Considering grain yields over all sites, crops and years, the results of this study confirm that fall banded N and broadcasted urea tend to be less efficient than their spring banded counterparts. Interestingly, urea appeared to provide slightly better yields at Indian head, but AA and urea appeared to perform equally at the other three sites. This “lack of difference” between N-formulation is of some significance in two respects. Firstly, it suggests that side-band placement of AA is as effective as urea. Secondly, it has long been assumed that AA is not effective in the Swift Current area, but our results imply that AA is equal to urea in this region. There was, however, a weak trend for grain-N concentration to be lower on AA treatments compared to urea.

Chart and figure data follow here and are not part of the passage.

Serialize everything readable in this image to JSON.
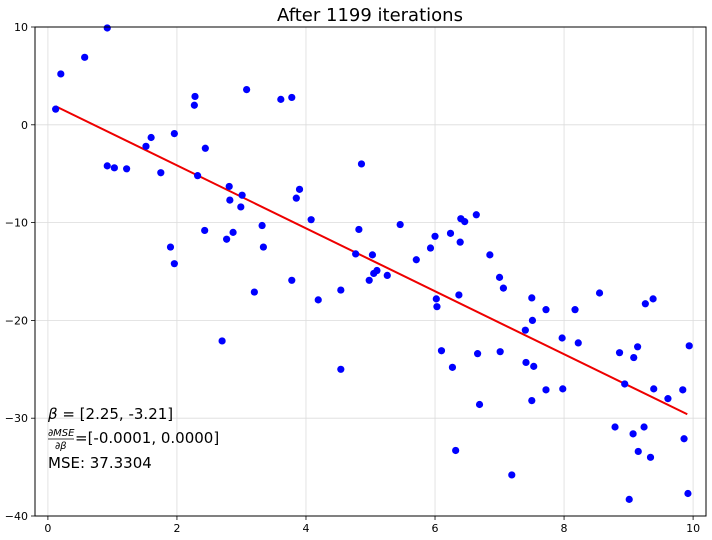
{
  "chart_data": {
    "type": "scatter",
    "title": "After 1199 iterations",
    "xlabel": "",
    "ylabel": "",
    "xlim": [
      -0.2,
      10.2
    ],
    "ylim": [
      -40,
      10
    ],
    "x_ticks": [
      0,
      2,
      4,
      6,
      8,
      10
    ],
    "y_ticks": [
      10,
      0,
      -10,
      -20,
      -30,
      -40
    ],
    "grid": true,
    "colors": {
      "points": "#0000ff",
      "fit_line": "#ee0000",
      "grid": "#dcdcdc",
      "axes": "#000000"
    },
    "series": [
      {
        "kind": "scatter",
        "points": [
          [
            0.12,
            1.6
          ],
          [
            0.2,
            5.2
          ],
          [
            0.57,
            6.9
          ],
          [
            0.92,
            9.9
          ],
          [
            0.92,
            -4.2
          ],
          [
            1.03,
            -4.4
          ],
          [
            1.22,
            -4.5
          ],
          [
            1.52,
            -2.2
          ],
          [
            1.6,
            -1.3
          ],
          [
            1.75,
            -4.9
          ],
          [
            1.9,
            -12.5
          ],
          [
            1.96,
            -14.2
          ],
          [
            1.96,
            -0.9
          ],
          [
            2.27,
            2.0
          ],
          [
            2.28,
            2.9
          ],
          [
            2.32,
            -5.2
          ],
          [
            2.43,
            -10.8
          ],
          [
            2.44,
            -2.4
          ],
          [
            2.7,
            -22.1
          ],
          [
            2.77,
            -11.7
          ],
          [
            2.81,
            -6.3
          ],
          [
            2.82,
            -7.7
          ],
          [
            2.87,
            -11.0
          ],
          [
            2.99,
            -8.4
          ],
          [
            3.01,
            -7.2
          ],
          [
            3.08,
            3.6
          ],
          [
            3.2,
            -17.1
          ],
          [
            3.32,
            -10.3
          ],
          [
            3.34,
            -12.5
          ],
          [
            3.61,
            2.6
          ],
          [
            3.78,
            2.8
          ],
          [
            3.78,
            -15.9
          ],
          [
            3.85,
            -7.5
          ],
          [
            3.9,
            -6.6
          ],
          [
            4.08,
            -9.7
          ],
          [
            4.19,
            -17.9
          ],
          [
            4.54,
            -16.9
          ],
          [
            4.54,
            -25.0
          ],
          [
            4.77,
            -13.2
          ],
          [
            4.82,
            -10.7
          ],
          [
            4.86,
            -4.0
          ],
          [
            4.98,
            -15.9
          ],
          [
            5.03,
            -13.3
          ],
          [
            5.05,
            -15.2
          ],
          [
            5.1,
            -14.9
          ],
          [
            5.26,
            -15.4
          ],
          [
            5.46,
            -10.2
          ],
          [
            5.71,
            -13.8
          ],
          [
            5.93,
            -12.6
          ],
          [
            6.0,
            -11.4
          ],
          [
            6.02,
            -17.8
          ],
          [
            6.03,
            -18.6
          ],
          [
            6.1,
            -23.1
          ],
          [
            6.24,
            -11.1
          ],
          [
            6.27,
            -24.8
          ],
          [
            6.32,
            -33.3
          ],
          [
            6.37,
            -17.4
          ],
          [
            6.39,
            -12.0
          ],
          [
            6.4,
            -9.6
          ],
          [
            6.46,
            -9.9
          ],
          [
            6.64,
            -9.2
          ],
          [
            6.66,
            -23.4
          ],
          [
            6.69,
            -28.6
          ],
          [
            6.85,
            -13.3
          ],
          [
            7.0,
            -15.6
          ],
          [
            7.01,
            -23.2
          ],
          [
            7.06,
            -16.7
          ],
          [
            7.19,
            -35.8
          ],
          [
            7.4,
            -21.0
          ],
          [
            7.41,
            -24.3
          ],
          [
            7.5,
            -17.7
          ],
          [
            7.5,
            -28.2
          ],
          [
            7.51,
            -20.0
          ],
          [
            7.53,
            -24.7
          ],
          [
            7.72,
            -27.1
          ],
          [
            7.72,
            -18.9
          ],
          [
            7.97,
            -21.8
          ],
          [
            7.98,
            -27.0
          ],
          [
            8.17,
            -18.9
          ],
          [
            8.22,
            -22.3
          ],
          [
            8.55,
            -17.2
          ],
          [
            8.79,
            -30.9
          ],
          [
            8.86,
            -23.3
          ],
          [
            8.94,
            -26.5
          ],
          [
            9.01,
            -38.3
          ],
          [
            9.07,
            -31.6
          ],
          [
            9.08,
            -23.8
          ],
          [
            9.14,
            -22.7
          ],
          [
            9.15,
            -33.4
          ],
          [
            9.24,
            -30.9
          ],
          [
            9.26,
            -18.3
          ],
          [
            9.34,
            -34.0
          ],
          [
            9.38,
            -17.8
          ],
          [
            9.39,
            -27.0
          ],
          [
            9.61,
            -28.0
          ],
          [
            9.84,
            -27.1
          ],
          [
            9.86,
            -32.1
          ],
          [
            9.92,
            -37.7
          ],
          [
            9.94,
            -22.6
          ]
        ]
      },
      {
        "kind": "line",
        "points": [
          [
            0.12,
            1.9
          ],
          [
            9.91,
            -29.6
          ]
        ]
      }
    ]
  },
  "annotations": {
    "beta_symbol": "β",
    "beta_rest": " = [2.25, -3.21]",
    "grad_numerator": "∂MSE",
    "grad_denominator": "∂β",
    "grad_values": "=[-0.0001, 0.0000]",
    "mse": "MSE: 37.3304"
  }
}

Further analysis would be required to determine if the difference in seed-N concentration was enough to be of economic significance.

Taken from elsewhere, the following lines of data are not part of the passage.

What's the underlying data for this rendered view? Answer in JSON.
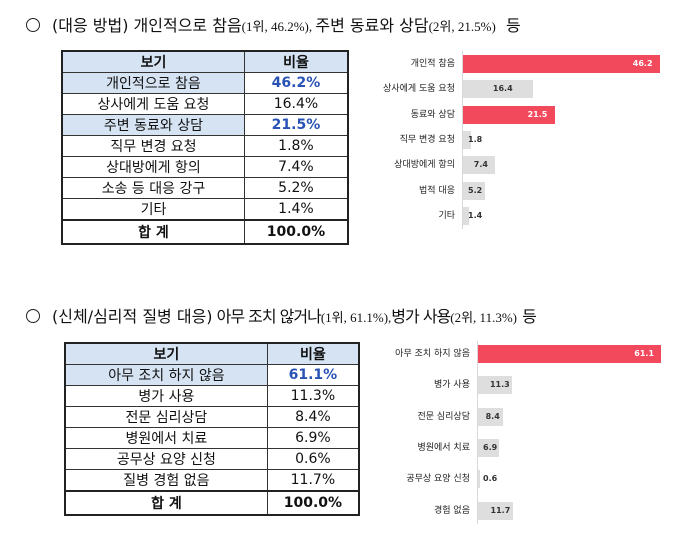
{
  "section1": {
    "heading": {
      "title": "(대응 방법) 개인적으로 참음",
      "rank1": "(1위, 46.2%), ",
      "second": "주변 동료와 상담",
      "rank2": "(2위, 21.5%)",
      "suffix": "등"
    },
    "table": {
      "headers": [
        "보기",
        "비율"
      ],
      "rows": [
        {
          "label": "개인적으로 참음",
          "value": "46.2%"
        },
        {
          "label": "상사에게 도움 요청",
          "value": "16.4%"
        },
        {
          "label": "주변 동료와 상담",
          "value": "21.5%"
        },
        {
          "label": "직무 변경 요청",
          "value": "1.8%"
        },
        {
          "label": "상대방에게 항의",
          "value": "7.4%"
        },
        {
          "label": "소송 등 대응 강구",
          "value": "5.2%"
        },
        {
          "label": "기타",
          "value": "1.4%"
        }
      ],
      "total_label": "합   계",
      "total_value": "100.0%"
    }
  },
  "section2": {
    "heading": {
      "title": "(신체/심리적 질병 대응)",
      "rest": " 아무 조치 않거나",
      "rank1": "(1위, 61.1%),",
      "second": "병가 사용",
      "rank2": "(2위, 11.3%)",
      "suffix": " 등"
    },
    "table": {
      "headers": [
        "보기",
        "비율"
      ],
      "rows": [
        {
          "label": "아무 조치 하지 않음",
          "value": "61.1%"
        },
        {
          "label": "병가 사용",
          "value": "11.3%"
        },
        {
          "label": "전문 심리상담",
          "value": "8.4%"
        },
        {
          "label": "병원에서 치료",
          "value": "6.9%"
        },
        {
          "label": "공무상 요양 신청",
          "value": "0.6%"
        },
        {
          "label": "질병 경험 없음",
          "value": "11.7%"
        }
      ],
      "total_label": "합   계",
      "total_value": "100.0%"
    }
  },
  "chart_data": [
    {
      "type": "bar",
      "orientation": "horizontal",
      "categories": [
        "개인적 참음",
        "상사에게 도움 요청",
        "동료와 상담",
        "직무 변경 요청",
        "상대방에게 항의",
        "법적 대응",
        "기타"
      ],
      "values": [
        46.2,
        16.4,
        21.5,
        1.8,
        7.4,
        5.2,
        1.4
      ],
      "value_labels": [
        "46.2",
        "16.4",
        "21.5",
        "1.8",
        "7.4",
        "5.2",
        "1.4"
      ],
      "highlight": [
        true,
        false,
        true,
        false,
        false,
        false,
        false
      ],
      "xlim": [
        0,
        50
      ],
      "grid": false,
      "colors": {
        "highlight": "#f24a5c",
        "normal": "#dedede"
      }
    },
    {
      "type": "bar",
      "orientation": "horizontal",
      "categories": [
        "아무 조치 하지 않음",
        "병가 사용",
        "전문 심리상담",
        "병원에서 치료",
        "공무상 요양 신청",
        "경험 없음"
      ],
      "values": [
        61.1,
        11.3,
        8.4,
        6.9,
        0.6,
        11.7
      ],
      "value_labels": [
        "61.1",
        "11.3",
        "8.4",
        "6.9",
        "0.6",
        "11.7"
      ],
      "highlight": [
        true,
        false,
        false,
        false,
        false,
        false
      ],
      "xlim": [
        0,
        65
      ],
      "grid": false,
      "colors": {
        "highlight": "#f24a5c",
        "normal": "#dedede"
      }
    }
  ]
}
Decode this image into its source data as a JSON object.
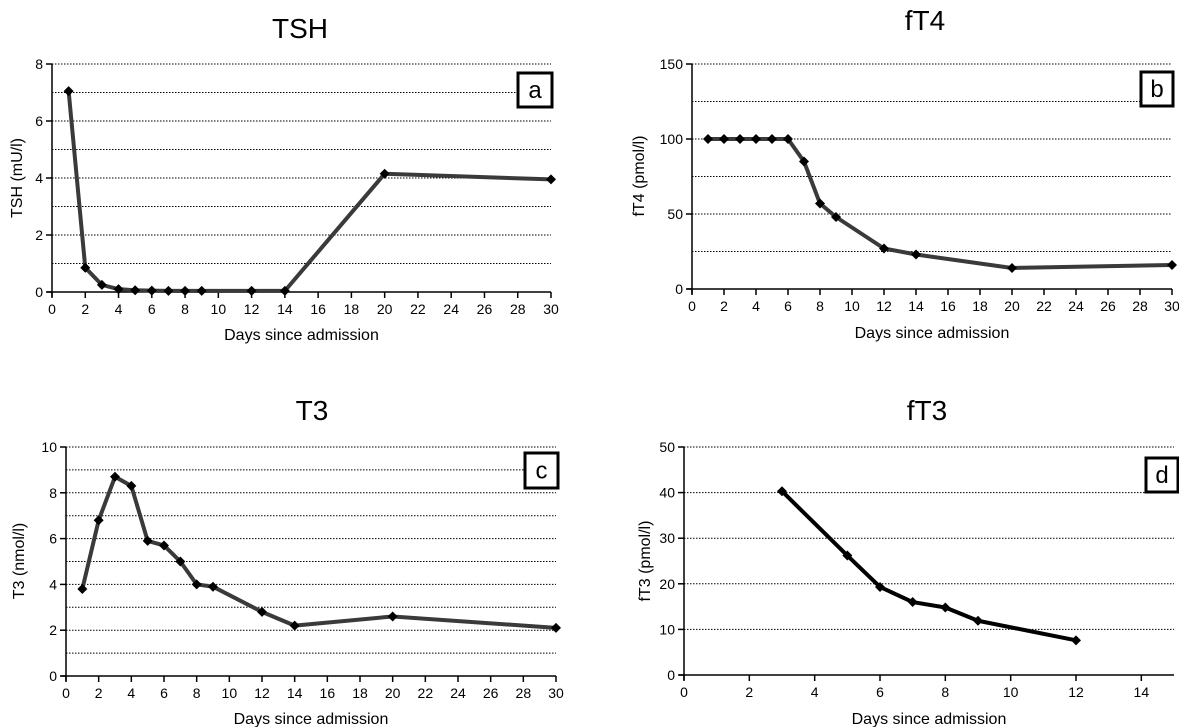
{
  "chart_data": [
    {
      "type": "line",
      "panel": "a",
      "title": "TSH",
      "xlabel": "Days since admission",
      "ylabel": "TSH (mU/l)",
      "xlim": [
        0,
        30
      ],
      "ylim": [
        0,
        8
      ],
      "x_ticks": [
        0,
        2,
        4,
        6,
        8,
        10,
        12,
        14,
        16,
        18,
        20,
        22,
        24,
        26,
        28,
        30
      ],
      "y_ticks": [
        0,
        2,
        4,
        6,
        8
      ],
      "y_grid": [
        1,
        2,
        3,
        4,
        5,
        6,
        7
      ],
      "x": [
        1,
        2,
        3,
        4,
        5,
        6,
        7,
        8,
        9,
        12,
        14,
        20,
        30
      ],
      "y": [
        7.05,
        0.85,
        0.25,
        0.1,
        0.06,
        0.05,
        0.04,
        0.04,
        0.04,
        0.04,
        0.04,
        4.15,
        3.95
      ],
      "series_color": "#3a3a3a"
    },
    {
      "type": "line",
      "panel": "b",
      "title": "fT4",
      "xlabel": "Days since admission",
      "ylabel": "fT4 (pmol/l)",
      "xlim": [
        0,
        30
      ],
      "ylim": [
        0,
        150
      ],
      "x_ticks": [
        0,
        2,
        4,
        6,
        8,
        10,
        12,
        14,
        16,
        18,
        20,
        22,
        24,
        26,
        28,
        30
      ],
      "y_ticks": [
        0,
        50,
        100,
        150
      ],
      "y_grid": [
        25,
        50,
        75,
        100,
        125
      ],
      "x": [
        1,
        2,
        3,
        4,
        5,
        6,
        7,
        8,
        9,
        12,
        14,
        20,
        30
      ],
      "y": [
        100,
        100,
        100,
        100,
        100,
        100,
        85,
        57,
        48,
        27,
        23,
        14,
        16
      ],
      "series_color": "#3a3a3a"
    },
    {
      "type": "line",
      "panel": "c",
      "title": "T3",
      "xlabel": "Days since admission",
      "ylabel": "T3 (nmol/l)",
      "xlim": [
        0,
        30
      ],
      "ylim": [
        0,
        10
      ],
      "x_ticks": [
        0,
        2,
        4,
        6,
        8,
        10,
        12,
        14,
        16,
        18,
        20,
        22,
        24,
        26,
        28,
        30
      ],
      "y_ticks": [
        0,
        2,
        4,
        6,
        8,
        10
      ],
      "y_grid": [
        1,
        2,
        3,
        4,
        5,
        6,
        7,
        8,
        9
      ],
      "x": [
        1,
        2,
        3,
        4,
        5,
        6,
        7,
        8,
        9,
        12,
        14,
        20,
        30
      ],
      "y": [
        3.8,
        6.8,
        8.7,
        8.3,
        5.9,
        5.7,
        5.0,
        4.0,
        3.9,
        2.8,
        2.2,
        2.6,
        2.1
      ],
      "series_color": "#3a3a3a"
    },
    {
      "type": "line",
      "panel": "d",
      "title": "fT3",
      "xlabel": "Days since admission",
      "ylabel": "fT3 (pmol/l)",
      "xlim": [
        0,
        15
      ],
      "ylim": [
        0,
        50
      ],
      "x_ticks": [
        0,
        2,
        4,
        6,
        8,
        10,
        12,
        14
      ],
      "y_ticks": [
        0,
        10,
        20,
        30,
        40,
        50
      ],
      "y_grid": [
        10,
        20,
        30,
        40
      ],
      "x": [
        3,
        5,
        6,
        7,
        8,
        9,
        12
      ],
      "y": [
        40.3,
        26.2,
        19.3,
        16.0,
        14.8,
        11.9,
        7.6
      ],
      "series_color": "#000000"
    }
  ]
}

Although plant densities tended to be lower on side-band compared to mid-row banded treatments, this was usually not translated to differences in grain yield. Our results suggest that side-band systems increase the potential for problems with seed-bed quality under either dry soil conditions or on wetter conditions in heavy clay soils. However, if dry conditions prevail during the first few weeks following seeding, access to N by the emerging crop may be more limited with the mid-row band placement. Overall, there was no significant difference between the two systems 84% of the time. When differences did occur, favorable results were more or less equally split between the two systems. There was a weak trend for grain-N concentration to be higher on side-row compared to mid-row banded N. Further analysis would be required to determine if the difference in seed-N concentration was enough to be of economic significance.

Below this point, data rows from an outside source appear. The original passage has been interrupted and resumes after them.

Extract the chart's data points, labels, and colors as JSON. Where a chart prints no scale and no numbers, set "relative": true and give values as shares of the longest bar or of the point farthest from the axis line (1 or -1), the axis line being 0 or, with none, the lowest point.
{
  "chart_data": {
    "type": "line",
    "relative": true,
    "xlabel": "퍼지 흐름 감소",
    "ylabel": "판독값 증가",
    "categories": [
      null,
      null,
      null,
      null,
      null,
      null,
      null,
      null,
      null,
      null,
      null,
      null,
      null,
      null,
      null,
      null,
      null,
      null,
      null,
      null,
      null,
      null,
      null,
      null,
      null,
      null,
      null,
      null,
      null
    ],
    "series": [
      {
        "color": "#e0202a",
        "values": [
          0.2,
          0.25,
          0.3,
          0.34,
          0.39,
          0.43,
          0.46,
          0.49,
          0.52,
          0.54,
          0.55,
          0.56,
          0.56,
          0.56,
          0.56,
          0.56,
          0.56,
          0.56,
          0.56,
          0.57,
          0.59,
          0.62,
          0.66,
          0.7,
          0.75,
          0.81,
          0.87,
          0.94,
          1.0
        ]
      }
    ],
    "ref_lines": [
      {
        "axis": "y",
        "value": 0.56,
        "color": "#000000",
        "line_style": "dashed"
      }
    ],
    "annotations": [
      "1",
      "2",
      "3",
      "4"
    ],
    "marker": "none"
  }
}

The results of this study confirm that N2O emissions increase with fertilizer N applications. They also suggest that, within the range of rates applied in this study, emissions increase in a linear fashion. In other words, the percentage of fertilizer-N lost as N2O did not increase as fertilizer rates increased. The great majority of the percent-loss values calculated fell at or below 0.4% with an overall mean value of 0.2%. Despite the high degree of uncertainty surrounding our estimates, we feel the results clearly indicate a need to modify the current N2O emissions are similar from AA compared to urea. There was a weak trend for emissions to be higher when urea was broadcast rather than banded, and when fertilizer-N was mid-row rather than side-row banded. In general, results from this study indicate that N2O emissions are comparatively low from well-managed cropping systems in western Canada and suggest that the specific N fertilizer system selected (side-row vs mid-row, anhydrous vs urea) is of less consequence than ensuring the optimal use of N fertilizer additions.